Within 24 hours, Ukraine has used drones to attack several military targets inside Russia in a move that the Washington Post described as Kyiv’s “most brazen hit on Russian territory” since the war began.
After the first two strikes hit targets deep within Russia’s borders, a top Ukrainian official suggested in a cryptic tweet that the move was an inevitable result of the Kremlin’s continued assault. “[I]f something is launched into other countries’ airspace, sooner or later unknown flying objects will return to departure point,” wrote Mykhailo Podolyak, a top advisor to Ukrainian President Volodymyr Zelensky.
The United States has opposed Ukraine’s desire to hit targets within Russia since the war began, citing concerns about potential escalation. Given President Joe Biden’s strong stance, Kyiv promised Washington earlier this year that it would not strike Russian territory directly.

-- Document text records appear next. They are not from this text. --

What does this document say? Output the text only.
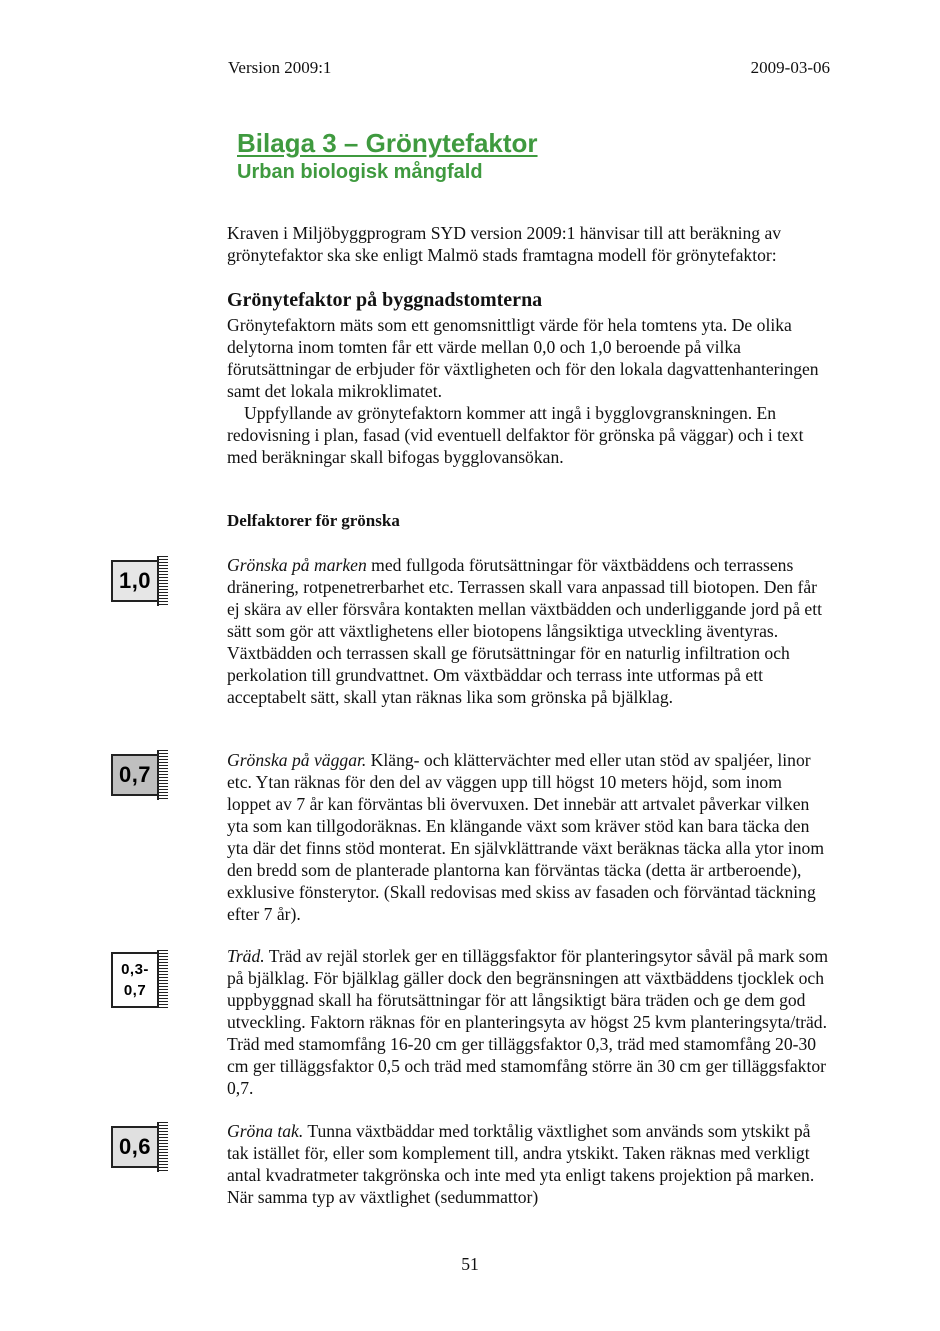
Version 2009:1	2009-03-06
Bilaga 3 – Grönytefaktor
Urban biologisk mångfald

Kraven i Miljöbyggprogram SYD version 2009:1 hänvisar till att beräkning av grönytefaktor ska ske enligt Malmö stads framtagna modell för grönytefaktor:

Grönytefaktor på byggnadstomterna

Grönytefaktorn mäts som ett genomsnittligt värde för hela tomtens yta. De olika delytorna inom tomten får ett värde mellan 0,0 och 1,0 beroende på vilka förutsättningar de erbjuder för växtligheten och för den lokala dagvattenhanteringen samt det lokala mikroklimatet.

Uppfyllande av grönytefaktorn kommer att ingå i bygglovgranskningen. En redovisning i plan, fasad (vid eventuell delfaktor för grönska på väggar) och i text med beräkningar skall bifogas bygglovansökan.

Delfaktorer för grönska
1,0

Grönska på marken med fullgoda förutsättningar för växtbäddens och terrassens dränering, rotpenetrerbarhet etc. Terrassen skall vara anpassad till biotopen. Den får ej skära av eller försvåra kontakten mellan växtbädden och underliggande jord på ett sätt som gör att växtlighetens eller biotopens långsiktiga utveckling äventyras. Växtbädden och terrassen skall ge förutsättningar för en naturlig infiltration och perkolation till grundvattnet. Om växtbäddar och terrass inte utformas på ett acceptabelt sätt, skall ytan räknas lika som grönska på bjälklag.

0,7

Grönska på väggar. Kläng- och klättervächter med eller utan stöd av spaljéer, linor etc. Ytan räknas för den del av väggen upp till högst 10 meters höjd, som inom loppet av 7 år kan förväntas bli övervuxen. Det innebär att artvalet påverkar vilken yta som kan tillgodoräknas. En klängande växt som kräver stöd kan bara täcka den yta där det finns stöd monterat. En självklättrande växt beräknas täcka alla ytor inom den bredd som de planterade plantorna kan förväntas täcka (detta är artberoende), exklusive fönsterytor. (Skall redovisas med skiss av fasaden och förväntad täckning efter 7 år).

0,3-
0,7

Träd. Träd av rejäl storlek ger en tilläggsfaktor för planteringsytor såväl på mark som på bjälklag. För bjälklag gäller dock den begränsningen att växtbäddens tjocklek och uppbyggnad skall ha förutsättningar för att långsiktigt bära träden och ge dem god utveckling. Faktorn räknas för en planteringsyta av högst 25 kvm planteringsyta/träd. Träd med stamomfång 16-20 cm ger tilläggsfaktor 0,3, träd med stamomfång 20-30 cm ger tilläggsfaktor 0,5 och träd med stamomfång större än 30 cm ger tilläggsfaktor 0,7.

0,6

Gröna tak. Tunna växtbäddar med torktålig växtlighet som används som ytskikt på tak istället för, eller som komplement till, andra ytskikt. Taken räknas med verkligt antal kvadratmeter takgrönska och inte med yta enligt takens projektion på marken. När samma typ av växtlighet (sedummattor)

51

The Biden administration has also limited the types of weapons that it is willing to send to Ukraine, much to the chagrin of Kyiv’s most fervent supporters in Congress, who have long called on Biden to give Ukraine long-range missiles.
And new reporting indicates that the Pentagon has gone further than simply limiting the missiles and launchers that it sends to Kyiv. According to the Wall Street Journal, the Department of Defense quietly modified U.S.-made High Mobility Artillery Rocket Systems (HIMARS) such that they cannot launch long-range missiles before shipping them off to Ukraine.
The attacks "underscore the difficulty the Biden administration faces in trying to control the risks of escalation in this war," according to George Beebe of the Quincy Institute.
"Despite our efforts to manage these risks, both the Russians and the Ukrainians can take actions that escalate the war in dangerous ways and increase the chances of a direct clash between the United States and Russia," said Beebe, who previously led Russia analysis at the CIA.
The escalation comes as public support for a long-term war in Ukraine has started to slow. According to a new poll from the Chicago Council on Global Affairs, 47 percent of Americans think Washington “should urge Ukraine to settle for peace as soon as possible,” a nine point increase since July. Meanwhile, 48 percent of respondents, including most Democrats, argued that the United States “should support Ukraine for as long as it takes.”